Sources say ministers have continually turned a blind eye to warnings over the semi-monopoly held by CF, which has left its owners in a strong bargaining position – despite their complaints over prices.

“They must have in the back of their minds that the UK government will come back with cap in hand again,” says one source, despite insistence from Defra that it is down to the market to find solutions this time.

Perfect storm

Quite what those solutions will be remains a subject of fierce debate. After all, it’s not just CF whose supplies have proved far from dependable. A source describes a “perfect storm” of events across Europe conspiring to cause the latest shortages.

Imported CO2 accounts for around 25% of the UK’s supplies. A chart from global commodities experts ICIS shows, as of 18 August, more than 20 CO2 -producing fertiliser and chemical plants across Europe were either shut or operating at reduced capacity due to gas prices. That eliminates millions of tonnes of production across Germany, the Netherlands, Spain, Italy, Poland and other countries.

Last week, Environment, Food & Rural Affairs (Efra) Committee chair Robert Goodwill wrote to environment secretary George Eustice warning of a “serious threat” to food suppliers and animal welfare, and demanding to know what ministers were doing.

However, sources say Defra officials were “very relaxed” about the situation in this week’s talks, which also involved a raft of gas wholesalers such as Nippon, BOC and Air Liquide.

“They take the view there’s plenty of other CO2 out there, predicated on importing it, and the fact that some of the hand-to-mouth CO2 users [the food industry] have commissioned extra capacity,” says a source.

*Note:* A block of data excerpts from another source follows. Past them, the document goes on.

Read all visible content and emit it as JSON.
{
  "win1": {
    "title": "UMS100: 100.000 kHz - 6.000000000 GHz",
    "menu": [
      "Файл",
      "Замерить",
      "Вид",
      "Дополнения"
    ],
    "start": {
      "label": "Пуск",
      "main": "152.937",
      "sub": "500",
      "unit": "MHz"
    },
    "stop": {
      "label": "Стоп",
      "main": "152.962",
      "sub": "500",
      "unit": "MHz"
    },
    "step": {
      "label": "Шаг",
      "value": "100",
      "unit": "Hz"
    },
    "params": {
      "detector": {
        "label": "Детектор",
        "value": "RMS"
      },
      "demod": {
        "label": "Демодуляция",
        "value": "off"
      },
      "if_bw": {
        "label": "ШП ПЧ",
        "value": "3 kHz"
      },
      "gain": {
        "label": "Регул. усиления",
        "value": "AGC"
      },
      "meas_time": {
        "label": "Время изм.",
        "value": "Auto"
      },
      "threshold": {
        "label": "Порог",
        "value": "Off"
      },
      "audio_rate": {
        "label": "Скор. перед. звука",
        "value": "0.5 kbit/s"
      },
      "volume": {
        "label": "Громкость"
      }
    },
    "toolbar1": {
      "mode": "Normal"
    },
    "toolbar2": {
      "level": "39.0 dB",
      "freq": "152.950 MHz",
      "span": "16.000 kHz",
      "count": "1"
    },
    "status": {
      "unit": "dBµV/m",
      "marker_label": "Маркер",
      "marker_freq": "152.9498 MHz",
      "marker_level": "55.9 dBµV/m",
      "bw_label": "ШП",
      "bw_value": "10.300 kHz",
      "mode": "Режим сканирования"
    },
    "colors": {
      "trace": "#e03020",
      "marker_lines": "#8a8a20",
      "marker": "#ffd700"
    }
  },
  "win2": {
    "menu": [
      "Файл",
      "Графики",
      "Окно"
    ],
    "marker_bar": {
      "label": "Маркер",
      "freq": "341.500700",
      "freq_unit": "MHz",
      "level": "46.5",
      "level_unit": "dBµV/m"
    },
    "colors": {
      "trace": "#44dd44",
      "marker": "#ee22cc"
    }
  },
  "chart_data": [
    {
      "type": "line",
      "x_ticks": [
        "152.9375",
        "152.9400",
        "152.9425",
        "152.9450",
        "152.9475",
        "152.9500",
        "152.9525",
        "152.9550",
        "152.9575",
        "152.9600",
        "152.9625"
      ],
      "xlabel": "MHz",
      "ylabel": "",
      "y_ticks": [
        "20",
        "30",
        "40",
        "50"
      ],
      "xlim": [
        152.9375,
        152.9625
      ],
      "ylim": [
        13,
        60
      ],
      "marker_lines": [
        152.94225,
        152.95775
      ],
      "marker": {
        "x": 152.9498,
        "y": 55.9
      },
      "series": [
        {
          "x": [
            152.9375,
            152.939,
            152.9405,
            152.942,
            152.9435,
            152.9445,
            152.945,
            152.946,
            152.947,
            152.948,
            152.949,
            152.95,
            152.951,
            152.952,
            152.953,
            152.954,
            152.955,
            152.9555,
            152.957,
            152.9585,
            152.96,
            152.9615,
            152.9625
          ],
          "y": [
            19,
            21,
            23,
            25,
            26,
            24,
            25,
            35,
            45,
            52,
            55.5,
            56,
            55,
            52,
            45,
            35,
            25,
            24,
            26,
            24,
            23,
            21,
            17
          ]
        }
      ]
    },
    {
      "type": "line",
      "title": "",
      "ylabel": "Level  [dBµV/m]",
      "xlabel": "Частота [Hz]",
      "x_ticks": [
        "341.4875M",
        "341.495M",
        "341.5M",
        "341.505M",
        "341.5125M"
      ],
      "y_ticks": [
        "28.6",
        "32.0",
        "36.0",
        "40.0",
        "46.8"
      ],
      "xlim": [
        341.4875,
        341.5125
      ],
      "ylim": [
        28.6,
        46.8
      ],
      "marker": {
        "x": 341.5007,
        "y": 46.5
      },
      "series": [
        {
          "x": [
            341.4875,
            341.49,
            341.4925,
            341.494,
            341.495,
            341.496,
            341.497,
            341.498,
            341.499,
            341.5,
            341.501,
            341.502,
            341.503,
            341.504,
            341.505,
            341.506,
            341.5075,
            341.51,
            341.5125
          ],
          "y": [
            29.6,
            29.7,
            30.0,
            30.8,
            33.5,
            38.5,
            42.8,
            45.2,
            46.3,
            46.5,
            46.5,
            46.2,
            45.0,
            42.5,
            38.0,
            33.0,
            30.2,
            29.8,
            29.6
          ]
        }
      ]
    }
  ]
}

“It’s meant they have five to six weeks of capacity typically, which is better than one to two as it was before, but Defra might have a false view. There’s a danger they all run out at the same time.”

Carbon dioxide CO2 canisters

Source: Linde Group

The CF Fertilisers Billingham plant supplies 42% of the UK’s CO2


Nick Allen, CEO of the British Meat Processors Association (BMPA), says the time has come for the UK to end reliance for CO2 on fertiliser manufacturers.

“If we didn’t already know it, this situation makes it clear the writing is on the wall,” he says. “Fertiliser plants are going to be less and less reliable and we simply have to capture it from other supplies. We cannot keep going on like this.”

In the future, a far bigger role is expected to be played by the anaerobic digestion industry, though much will depend on how much the government is prepared to spend on incentives for taking part in CO2 capture.

Data from the Anaerobic Digestion & Bioresources Association (ADBA) suggests the UK’s 122 biomethane plants already produce nearly a billion tonnes of CO2 per year – almost double the demand from industry.

Yet as of March, just 11 sites captured that CO2 from the biogas upgrading process, meaning it supplies only about 15% of the industry’s needs.

Many argue that if the government is to avoid going cap in hand again to the likes of CF, that figure has to change – though like everything else in the energy market right now, it will not come cheap.